Editorial: For Supreme Court: Viviano, Larsen

The Detroit News

Michigan is fortunate to have a state Supreme Court that is collegial, committed to the rule of law and not divided by partisan politics. Voters should make sure it stays that way.

They can do that by voting for incumbent Justices Joan Larsen and David Viviano in the Nov. 8 election.

Too few voters actually make it to the non-partisan judicial portion of the ballot. But if they do they’ll have the opportunity to cast their votes for these two high performing justices.

Larsen and Viviano serve on a seven-member court that has become known for its ability to find a path to agreement without engaging in divisive ideological fights.

The court’s work in recent years is noteworthy for its measured approach to its role, evidencing a commitment to judicial restraint and providing stability and predictability in our state government. We have been pleased with how often the court has reached unanimous decisions, despite the diversity of its members. Larsen and Viviano have each contributed to this success and are known for their commitment to a non-partisan, independent judiciary.
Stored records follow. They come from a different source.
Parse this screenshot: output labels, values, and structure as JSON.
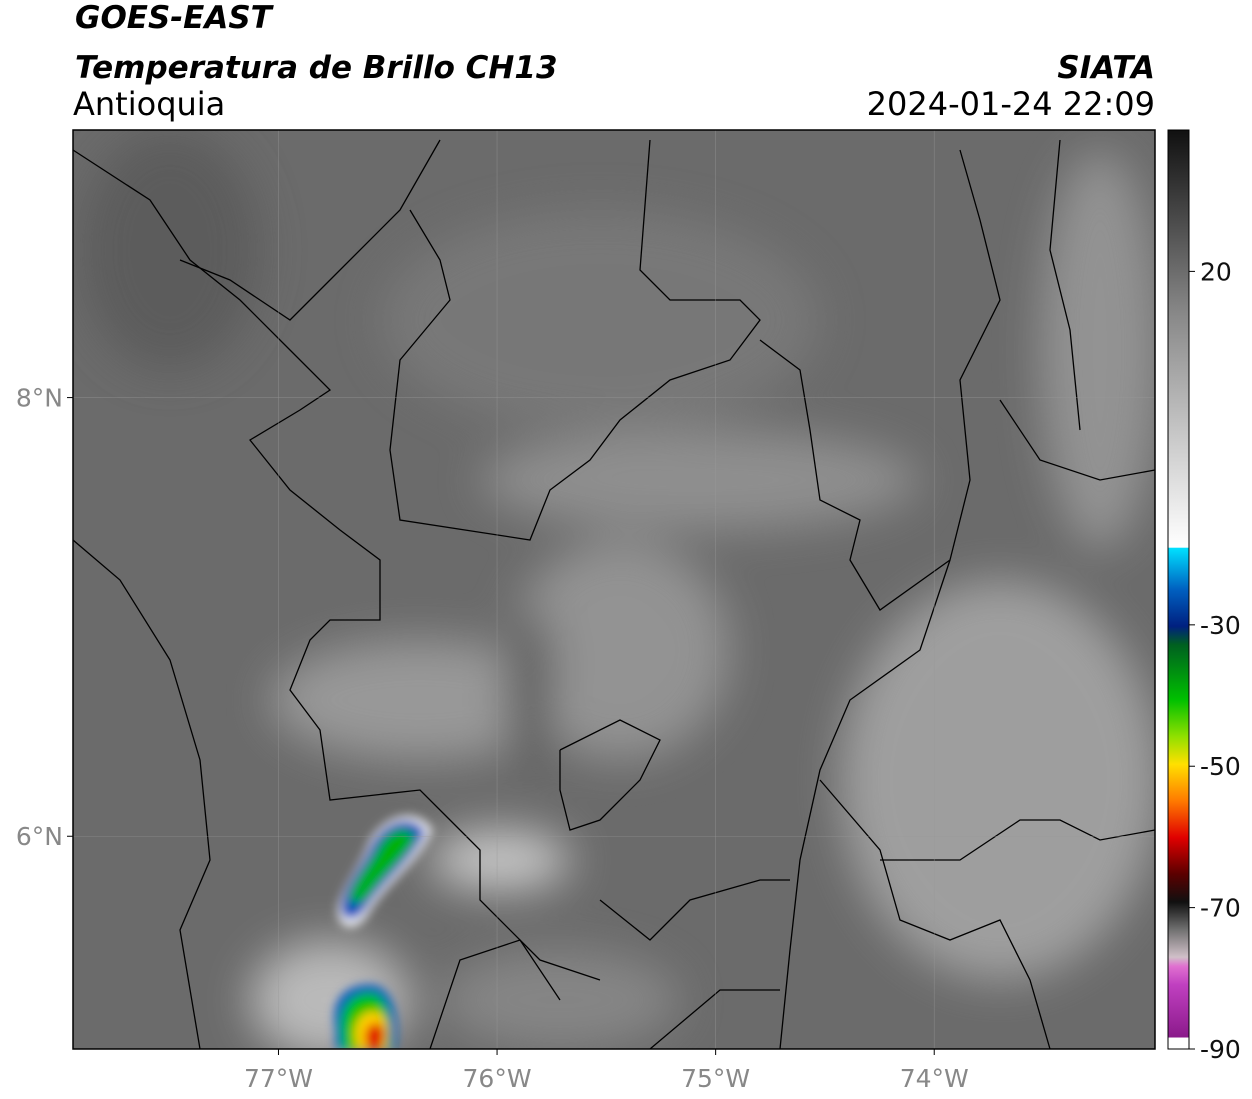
{
  "header": {
    "title": "GOES-EAST",
    "subtitle": "Temperatura de Brillo CH13",
    "region": "Antioquia",
    "source": "SIATA",
    "timestamp": "2024-01-24 22:09"
  },
  "map": {
    "xlim": [
      -77.94,
      -72.99
    ],
    "ylim": [
      5.03,
      9.22
    ],
    "xticks": [
      {
        "value": -77,
        "label": "77°W"
      },
      {
        "value": -76,
        "label": "76°W"
      },
      {
        "value": -75,
        "label": "75°W"
      },
      {
        "value": -74,
        "label": "74°W"
      }
    ],
    "yticks": [
      {
        "value": 6,
        "label": "6°N"
      },
      {
        "value": 8,
        "label": "8°N"
      }
    ]
  },
  "colorbar": {
    "lim": [
      -90,
      40
    ],
    "ticks": [
      20,
      -30,
      -50,
      -70,
      -90
    ]
  }
}
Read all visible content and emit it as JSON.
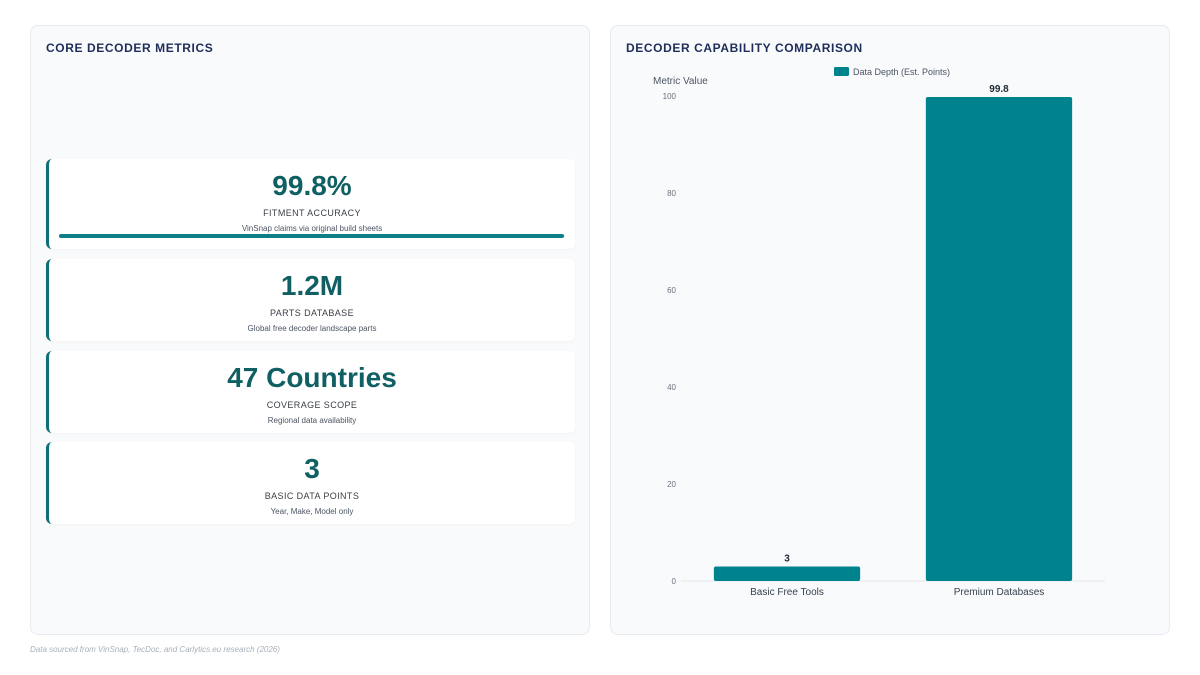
{
  "left_panel": {
    "title": "CORE DECODER METRICS",
    "metrics": [
      {
        "value": "99.8%",
        "label": "FITMENT ACCURACY",
        "description": "VinSnap claims via original build sheets",
        "progress": 99.8
      },
      {
        "value": "1.2M",
        "label": "PARTS DATABASE",
        "description": "Global free decoder landscape parts"
      },
      {
        "value": "47 Countries",
        "label": "COVERAGE SCOPE",
        "description": "Regional data availability"
      },
      {
        "value": "3",
        "label": "BASIC DATA POINTS",
        "description": "Year, Make, Model only"
      }
    ]
  },
  "right_panel": {
    "title": "DECODER CAPABILITY COMPARISON"
  },
  "chart_data": {
    "type": "bar",
    "categories": [
      "Basic Free Tools",
      "Premium Databases"
    ],
    "series": [
      {
        "name": "Data Depth (Est. Points)",
        "values": [
          3,
          99.8
        ],
        "color": "#00838c"
      }
    ],
    "data_labels": [
      "3",
      "99.8"
    ],
    "title": "",
    "xlabel": "",
    "ylabel": "Metric Value",
    "ylim": [
      0,
      100
    ],
    "yticks": [
      0,
      20,
      40,
      60,
      80,
      100
    ],
    "grid": false,
    "legend_position": "top"
  },
  "footnote": "Data sourced from VinSnap, TecDoc, and Carlytics.eu research (2026)",
  "colors": {
    "accent": "#0f5f63",
    "bar": "#00838c",
    "title": "#1e2d5a"
  }
}
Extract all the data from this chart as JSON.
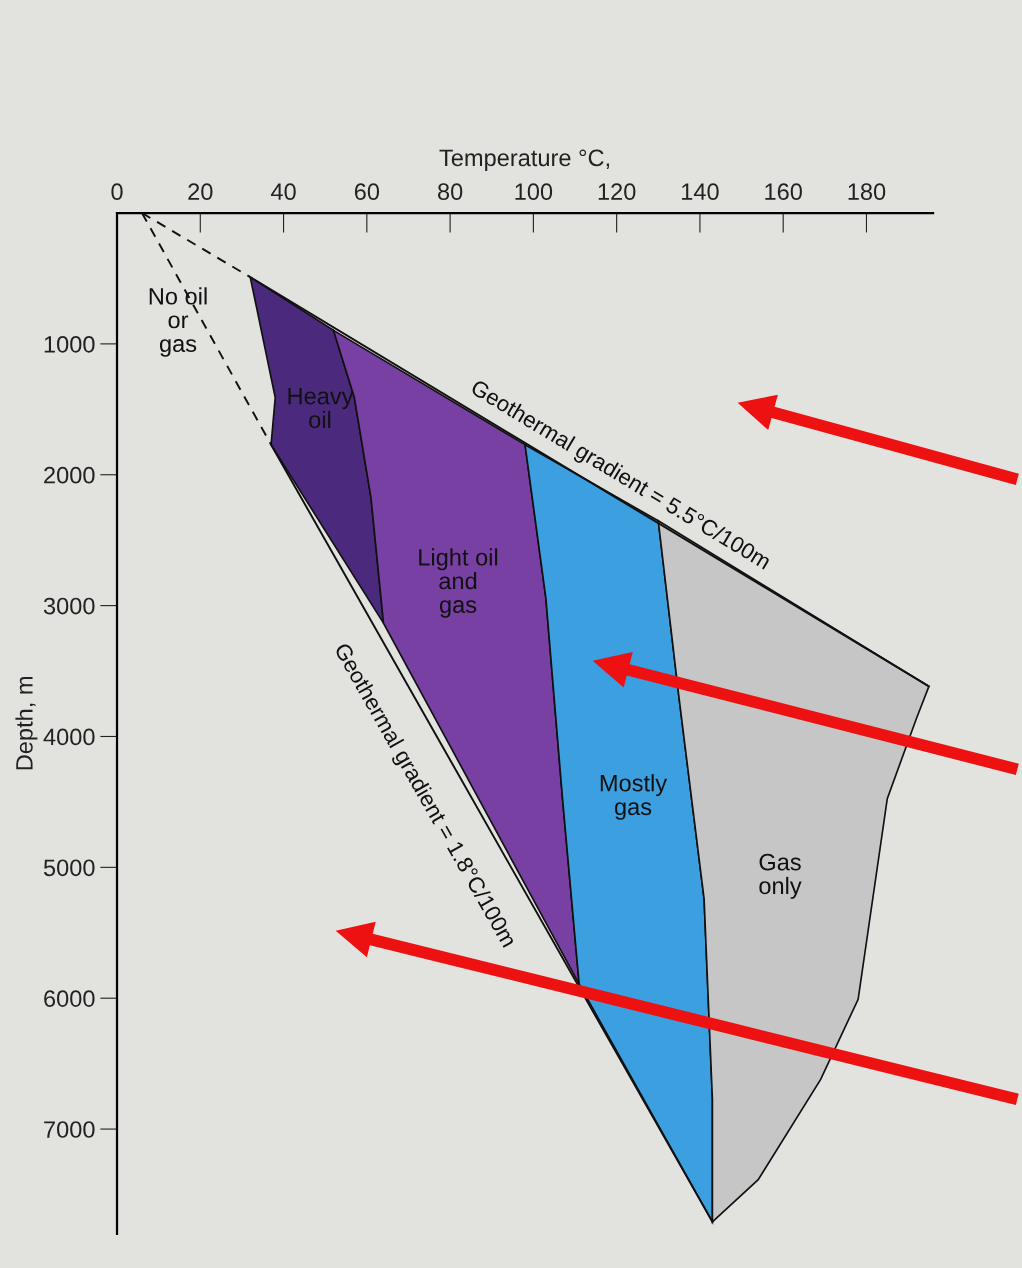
{
  "chart_data": {
    "type": "area",
    "xlabel": "Temperature °C,",
    "ylabel": "Depth, m",
    "xlim": [
      0,
      196
    ],
    "ylim": [
      7800,
      0
    ],
    "xticks": [
      0,
      20,
      40,
      60,
      80,
      100,
      120,
      140,
      160,
      180
    ],
    "yticks": [
      1000,
      2000,
      3000,
      4000,
      5000,
      6000,
      7000
    ],
    "grid": false,
    "series": [
      {
        "color": "#4b2a7e",
        "x": [
          32,
          52,
          57,
          61,
          64,
          37,
          38,
          32
        ],
        "values": [
          490,
          897,
          1410,
          2176,
          3134,
          1770,
          1410,
          490
        ]
      },
      {
        "color": "#7840a2",
        "x": [
          52,
          98,
          103,
          107,
          111,
          64,
          61,
          57
        ],
        "values": [
          897,
          1770,
          2943,
          4475,
          5893,
          3134,
          2176,
          1410
        ]
      },
      {
        "color": "#3b9fe0",
        "x": [
          98,
          130,
          135,
          141,
          143,
          143,
          111,
          107,
          103
        ],
        "values": [
          1770,
          2352,
          3709,
          5241,
          6774,
          7709,
          5893,
          4475,
          2943
        ]
      },
      {
        "color": "#c6c6c6",
        "x": [
          130,
          195,
          192,
          185,
          178,
          169,
          154,
          143,
          143,
          141,
          135
        ],
        "values": [
          2352,
          3617,
          3862,
          4475,
          6008,
          6621,
          7387,
          7709,
          6774,
          5241,
          3709
        ]
      },
      {
        "type": "line",
        "color": "#111111",
        "line_style": "solid",
        "x": [
          32,
          195
        ],
        "values": [
          490,
          3617
        ]
      },
      {
        "type": "line",
        "color": "#111111",
        "line_style": "solid",
        "x": [
          37,
          143
        ],
        "values": [
          1770,
          7709
        ]
      },
      {
        "type": "line",
        "color": "#111111",
        "line_style": "dashed",
        "x": [
          6,
          32
        ],
        "values": [
          0,
          490
        ]
      },
      {
        "type": "line",
        "color": "#111111",
        "line_style": "dashed",
        "x": [
          6,
          37
        ],
        "values": [
          0,
          1770
        ]
      }
    ],
    "annotations": [
      "No oil\nor\ngas",
      "Heavy\noil",
      "Light oil\nand\ngas",
      "Mostly\ngas",
      "Gas\nonly",
      "Geothermal gradient = 5.5°C/100m",
      "Geothermal gradient = 1.8°C/100m"
    ]
  }
}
Larsen, the court’s newest member, was appointed by Gov. Rick Snyder and arrived with an impressive resume. After graduating first in her class at Northwestern Law School she clerked on the D.C. Circuit and the United States Supreme Court. She was a litigator in private practice, served in the Justice Department and taught for many years at the University of Michigan Law School. Her scholarly background prepared her well for the job on this particular court.

Viviano has served on the court since his appointment by Snyder in 2013 and was elected to continue serving in 2014. Formerly, he was the chief judge of the Macomb County Circuit court and an attorney with the state’s top law firms.

Larsen and Viviano play an integral part in the court’s commitment to improving service to the public. Viviano has taken the lead on efforts to use technology to increase efficiency and citizen access. The use of videoconferencing and online ticket resolution programs in addition to the imminent move to statewide e-filing are improving service. Larsen is the liaison to the treatment courts throughout the state, which are a proven success in reducing recidivism, and therefore, making communities stronger and saving taxpayer money. For example, Michigan has more Veterans Treatment Courts than any other state.

Viviano and Larsen are key members of the most effective Supreme Court in Michigan’s recent history. They should be re-elected.

Court of Appeals

Only one of the four Appeals Court districts features a competitive race. These courts resolve disputes stemming from lower court rulings.

In the 1st District, incumbent judges Kurtis Wilder and Cynthia Diane Stephens should be retained.